Cumhurbaşkanı Erdoğan'ın tüm basın mensuplarını arayarak otel önüne toplamasını isteyip, açıklama yapacağını da aktaran Yazıcı şöyle devam etti:
"Basın mensupları otel çevresinde bulunuyorlardı. Cumhurbaşkanı Erdoğan'ın da bulunduğu odaya girdim. Orada ister istemez birçok telefon konuşmasına şahit oldum. Cumhurbaşkanı Erdoğan'ın yüz ifadesi endişeli ama sakindi. Çok sakin şekilde konuşmalarını yapıp, talimatlarını verdi. Kendisi villa önüne çıkıp, basın mensuplarına açıklama yaptı. O sırada iki polisin birbirine sarılıp, 'Şehit olacağız ama Cumhurbaşkanı'nı vermeyeceğiz' demelerine şahit oldum. Bu cümleler beni çok etkiledi. Hain odaklar ne zaman nereden gelecek diye düşünürken, bir yanda da Muğla Valisi Amir Çiçek çeşitli bilgiler veriyordu. Daha sonra, Cumhurbaşkanı oturduğumuz masada bana dönerek, 'Nereden gidebiliriz?' dedi. Yolların kapalı olabileceğini en yakında adalar olduğunu söyledim. 'Ne işim var adalarda, İstanbul'da olmam lazım' diye karşılık verdi. Kendisine Aksaz Deniz Üs Komutanlığı sınırlarından geçebileceğimizi ama çok riskli olduğunu söyledim. O vakit helikopter ile gitme kararı alındı. Otelin önündeki pist tamamen karartıldı, görüş imkanı yoktu. Koruma Müdürü Muhsin Bey, sürekli olarak acil gidilmesi gerektiğini, burada kalınamayacağını söyledi. Pilot, o alana nasıl indi anlayamadım, büyük başarı. Araç ile helikopter pistine gittik. Cumhurbaşkanı Erdoğan başta olmak üzere orada bulunan herkesle helalleştik. Helikoptere bindiğinde 10 dakika telefon görüşmesi yaptı ve havalandı. Cumhurbaşkanı Erdoğan'ın İstanbul'a indiğini öğrenince derin bir nefes çekip, şükür ettim. Şu an düşündüğümde ülkemiz çok büyük bir bela atlattı. Çok ucuz kurtulduk. Belki bugün ne ben ne sizler burada olmayabilirdiniz."

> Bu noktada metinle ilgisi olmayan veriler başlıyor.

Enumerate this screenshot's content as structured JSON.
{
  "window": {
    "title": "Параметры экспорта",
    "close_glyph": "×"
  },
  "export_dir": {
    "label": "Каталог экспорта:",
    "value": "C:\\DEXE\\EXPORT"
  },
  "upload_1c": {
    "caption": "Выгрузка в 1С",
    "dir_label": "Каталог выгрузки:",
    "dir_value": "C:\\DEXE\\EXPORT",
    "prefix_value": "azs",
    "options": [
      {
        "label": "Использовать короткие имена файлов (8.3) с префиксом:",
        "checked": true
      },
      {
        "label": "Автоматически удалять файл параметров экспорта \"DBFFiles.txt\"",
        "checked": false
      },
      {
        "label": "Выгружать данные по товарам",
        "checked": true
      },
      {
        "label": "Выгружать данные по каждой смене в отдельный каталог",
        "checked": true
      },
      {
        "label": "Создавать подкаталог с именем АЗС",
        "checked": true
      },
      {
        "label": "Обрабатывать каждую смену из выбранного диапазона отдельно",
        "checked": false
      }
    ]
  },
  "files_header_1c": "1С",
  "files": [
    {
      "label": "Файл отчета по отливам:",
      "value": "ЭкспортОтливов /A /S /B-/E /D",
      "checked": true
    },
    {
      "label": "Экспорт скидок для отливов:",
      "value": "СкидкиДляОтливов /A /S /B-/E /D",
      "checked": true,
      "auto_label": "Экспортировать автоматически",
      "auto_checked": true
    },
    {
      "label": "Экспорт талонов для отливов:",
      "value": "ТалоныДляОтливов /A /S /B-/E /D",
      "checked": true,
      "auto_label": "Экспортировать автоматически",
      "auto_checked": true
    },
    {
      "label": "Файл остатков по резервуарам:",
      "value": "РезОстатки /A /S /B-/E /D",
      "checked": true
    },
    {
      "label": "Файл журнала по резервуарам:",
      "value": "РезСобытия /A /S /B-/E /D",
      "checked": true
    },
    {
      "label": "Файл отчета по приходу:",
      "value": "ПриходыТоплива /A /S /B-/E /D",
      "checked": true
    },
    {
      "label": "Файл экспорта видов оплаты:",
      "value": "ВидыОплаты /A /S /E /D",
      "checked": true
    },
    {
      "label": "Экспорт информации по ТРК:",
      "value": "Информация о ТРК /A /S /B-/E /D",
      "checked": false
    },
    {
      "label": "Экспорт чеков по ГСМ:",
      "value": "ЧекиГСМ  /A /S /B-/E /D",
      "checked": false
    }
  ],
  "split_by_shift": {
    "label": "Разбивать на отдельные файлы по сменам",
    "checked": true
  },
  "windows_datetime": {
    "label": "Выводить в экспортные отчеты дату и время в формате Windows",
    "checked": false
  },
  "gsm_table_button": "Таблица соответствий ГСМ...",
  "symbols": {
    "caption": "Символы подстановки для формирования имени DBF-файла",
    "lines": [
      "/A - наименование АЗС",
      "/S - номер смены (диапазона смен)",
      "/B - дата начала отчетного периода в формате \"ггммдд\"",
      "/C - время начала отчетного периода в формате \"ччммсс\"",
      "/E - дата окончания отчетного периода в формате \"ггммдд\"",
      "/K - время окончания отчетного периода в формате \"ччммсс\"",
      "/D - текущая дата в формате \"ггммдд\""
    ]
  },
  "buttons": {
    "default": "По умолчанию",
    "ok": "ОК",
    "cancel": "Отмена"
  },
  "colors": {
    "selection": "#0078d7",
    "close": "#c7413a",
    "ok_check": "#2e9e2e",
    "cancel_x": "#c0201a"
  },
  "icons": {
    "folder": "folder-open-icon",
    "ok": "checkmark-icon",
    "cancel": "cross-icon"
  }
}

Yazıcı ayrıca, medyada hakkında yer alan bazı haber ve yazılara itibar edilmemesini komisyonda anlattıklarının doğru olduğunu söyledi.

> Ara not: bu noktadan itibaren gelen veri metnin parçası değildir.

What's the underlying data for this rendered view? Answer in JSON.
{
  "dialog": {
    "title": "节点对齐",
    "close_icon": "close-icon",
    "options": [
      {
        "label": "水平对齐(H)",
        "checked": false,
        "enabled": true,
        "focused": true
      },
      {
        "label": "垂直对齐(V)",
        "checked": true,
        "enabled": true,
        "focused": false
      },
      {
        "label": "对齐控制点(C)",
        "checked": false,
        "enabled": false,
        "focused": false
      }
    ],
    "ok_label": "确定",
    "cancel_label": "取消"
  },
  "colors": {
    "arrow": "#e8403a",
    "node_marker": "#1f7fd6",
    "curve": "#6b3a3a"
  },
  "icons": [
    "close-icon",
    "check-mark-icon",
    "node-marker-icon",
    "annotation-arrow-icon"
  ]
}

BASIN MENSUPLARI DA DİNLENDİ
Komisyon Yazıcı'nın ardından o gece ve sonrasında yaşanılanları kamuoyuna duyuran DHA muhabiri Ali Gündoğan ve basın mensuplarının ifadelerine başvurdu. O gece yaşadıklarını anlatan Gündoğan, komisyon üyelerine darbe gecesi Cumhurbaşkanı Recep Tayyip Erdoğan'ın ilk açıklamalarını DHA'nın saat 00.23'te Türkiye'ye ve dünyaya duyurduğunu söyledi. Komisyon üyeleri açıklamanın kayıtlara geçildiğini söyledi.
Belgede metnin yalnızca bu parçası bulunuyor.